Al escucharlo no pude sino recordar el cuadro de Goya: “El sueño de la razón
(también) produce monstruos”. Pues en los dos casos, el de la religión y el de
la razón, las patologías latentes en la condición humana logran apoderarse de
instancias sublimes de la vida. Mucho más en la vida política la que al ser
esencialmente conflictiva estará siempre expuesta a los embates de las pasiones
más primarias. Es cierto que al final siempre ha terminado por imponerse la
cordura. Pero los regueros de sangre que dejan detrás de sí esas luchas, no son
para rememorar.
Hasta
ahora no tenemos ninguna prueba de que las patologías sean solo fenómenos
individuales. Al contrario, todo nos muestra cuan fácilmente logran adquirir
dimensiones colectivas.
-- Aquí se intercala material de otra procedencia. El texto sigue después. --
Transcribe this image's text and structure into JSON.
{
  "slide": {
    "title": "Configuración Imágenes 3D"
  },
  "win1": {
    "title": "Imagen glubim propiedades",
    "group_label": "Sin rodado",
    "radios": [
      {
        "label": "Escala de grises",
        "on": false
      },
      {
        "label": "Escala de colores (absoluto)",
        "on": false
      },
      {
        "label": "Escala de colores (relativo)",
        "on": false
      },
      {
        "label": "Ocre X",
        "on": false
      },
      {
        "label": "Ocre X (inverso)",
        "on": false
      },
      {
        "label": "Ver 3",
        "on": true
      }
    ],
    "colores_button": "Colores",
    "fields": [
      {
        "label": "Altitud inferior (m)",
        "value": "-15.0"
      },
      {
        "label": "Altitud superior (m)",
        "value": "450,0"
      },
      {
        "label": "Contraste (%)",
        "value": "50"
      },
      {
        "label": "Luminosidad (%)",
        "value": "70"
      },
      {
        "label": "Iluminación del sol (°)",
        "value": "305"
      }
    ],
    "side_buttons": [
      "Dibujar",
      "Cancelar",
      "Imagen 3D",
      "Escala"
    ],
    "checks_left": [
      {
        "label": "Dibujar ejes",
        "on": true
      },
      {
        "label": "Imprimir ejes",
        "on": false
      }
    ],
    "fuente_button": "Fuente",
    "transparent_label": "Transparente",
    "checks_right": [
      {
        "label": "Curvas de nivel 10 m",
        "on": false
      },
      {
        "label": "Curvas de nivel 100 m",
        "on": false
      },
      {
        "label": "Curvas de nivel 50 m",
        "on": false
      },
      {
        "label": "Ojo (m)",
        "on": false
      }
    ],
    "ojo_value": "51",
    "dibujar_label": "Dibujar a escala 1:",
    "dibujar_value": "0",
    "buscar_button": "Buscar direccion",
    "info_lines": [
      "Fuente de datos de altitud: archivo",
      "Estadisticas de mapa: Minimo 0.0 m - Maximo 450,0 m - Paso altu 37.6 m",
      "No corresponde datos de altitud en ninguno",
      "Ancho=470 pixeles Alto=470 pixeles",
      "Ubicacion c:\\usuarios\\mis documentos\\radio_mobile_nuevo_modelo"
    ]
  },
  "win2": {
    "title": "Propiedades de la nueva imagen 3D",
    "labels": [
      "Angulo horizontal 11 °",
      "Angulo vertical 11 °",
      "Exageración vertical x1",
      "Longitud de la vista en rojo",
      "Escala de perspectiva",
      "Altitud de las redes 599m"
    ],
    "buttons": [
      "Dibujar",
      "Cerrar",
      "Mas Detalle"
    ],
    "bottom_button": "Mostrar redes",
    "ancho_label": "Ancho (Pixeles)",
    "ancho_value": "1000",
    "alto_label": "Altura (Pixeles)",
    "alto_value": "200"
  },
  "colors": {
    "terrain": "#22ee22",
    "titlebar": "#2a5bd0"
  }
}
Más grave aún si la gobernancia ya ha sido “contagiada”
(transferida).
Pero
lo peor ocurre al revés, a saber, cuando una gobernancia enloquecida “contagia”
–o transfiere- su patología a toda una nación. En ese caso extremo la patología
política podría llegar a convertirse en un trauma de profundas dimensiones
históricas. Hay efectivamente naciones que no pueden apartar la vista de un pasado
que nunca termina definitivamente de pasar.